La plus haute juridiction américaine vient de fermer la porte à toute réparation financière pour un détenu rastafari dont les dreadlocks ont été rasées de force en prison. Une décision qui illustre les limites structurelles de la protection des droits religieux derrière les barreaux.
En 2020, Damon Landor entre dans le centre correctionnel Raymond Laborde de Cottonport, en Louisiane, avec ses dreadlocks et une arme juridique dans la poche : la copie d'un arrêt de cour d'appel établissant explicitement que couper les locks d'un détenu religieux contrevient à la loi fédérale. Un gardien lui arrache le document des mains et le jette à la poubelle. Le directeur de la prison ordonne ensuite que Landor soit plaqué au sol par deux agents pendant qu'un troisième lui rase la tête.
Cinq ans plus tard, la Cour suprême des États-Unis a donné raison à ceux qui ont perpétré cet acte.
6 contre 3 : le texte de la loi prime sur la justice
Mardi 23 juin 2026, la Cour suprême a statué par six voix contre trois qu'une loi fédérale protégeant les droits religieux des détenus — le Religious Land Use and Institutionalized Persons Act (RLUIPA) — ne permettait pas d'engager la responsabilité financière des agents pénitentiaires à titre individuel. En termes simples : Landor n'a aucun recours en dommages-intérêts contre les responsables qui ont violé ses droits.
La majorité, sous la plume du juge Neil Gorsuch, s'est réfugiée derrière la lettre du texte : rien dans la loi, a-t-il écrit, n'autorise ce type de poursuites contre des individus. La Cour a également refusé d'appliquer le raisonnement d'une décision de 2020 qui avait permis à des hommes musulmans de poursuivre le FBI pour leur inscription sur la liste d'interdiction de vol, en vertu d'une loi comparable.
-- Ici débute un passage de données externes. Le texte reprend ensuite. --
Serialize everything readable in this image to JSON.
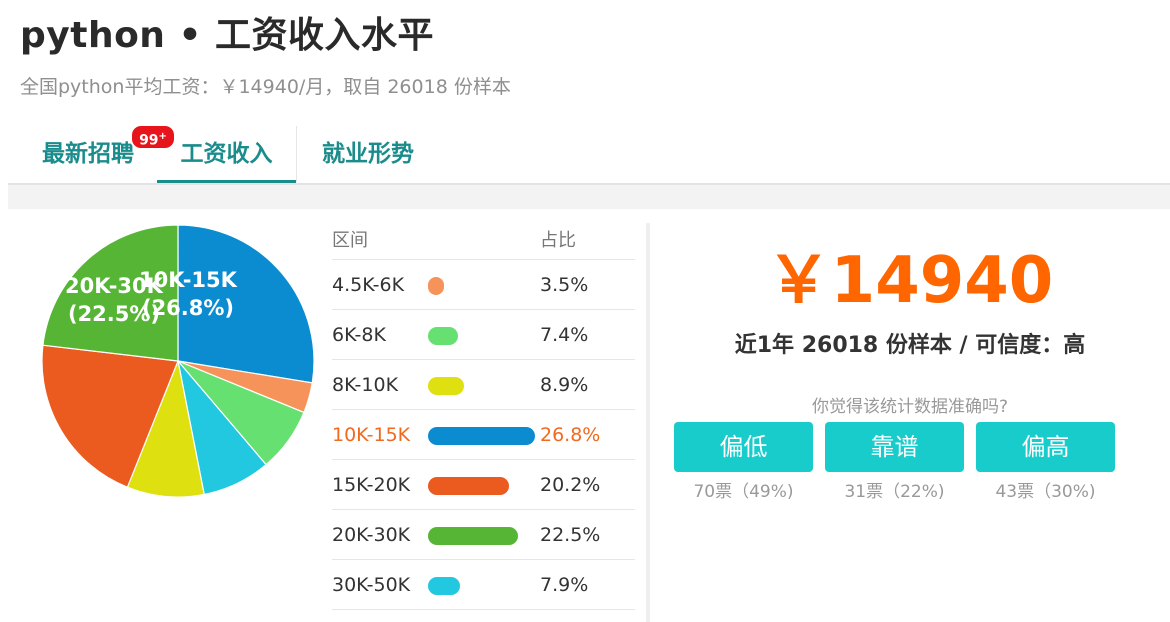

Personne, dans cette décision, ne défend ce qui a été fait à Landor. Mais condamner moralement et refuser toute sanction juridique, c'est précisément ce que dénonce la juge Ketanji Brown Jackson dans sa dissidence cinglante, rejointe par ses deux collègues progressistes : sans possibilité de réparation financière, les responsables de prisons d'État ont peu d'incitations à respecter la loi fédérale. « Il est rare qu'un événement réel illustre aussi clairement les raisons pour lesquelles le Congrès a adopté une loi », écrit-elle — et la sagesse constitutionnelle qui la sous-tend.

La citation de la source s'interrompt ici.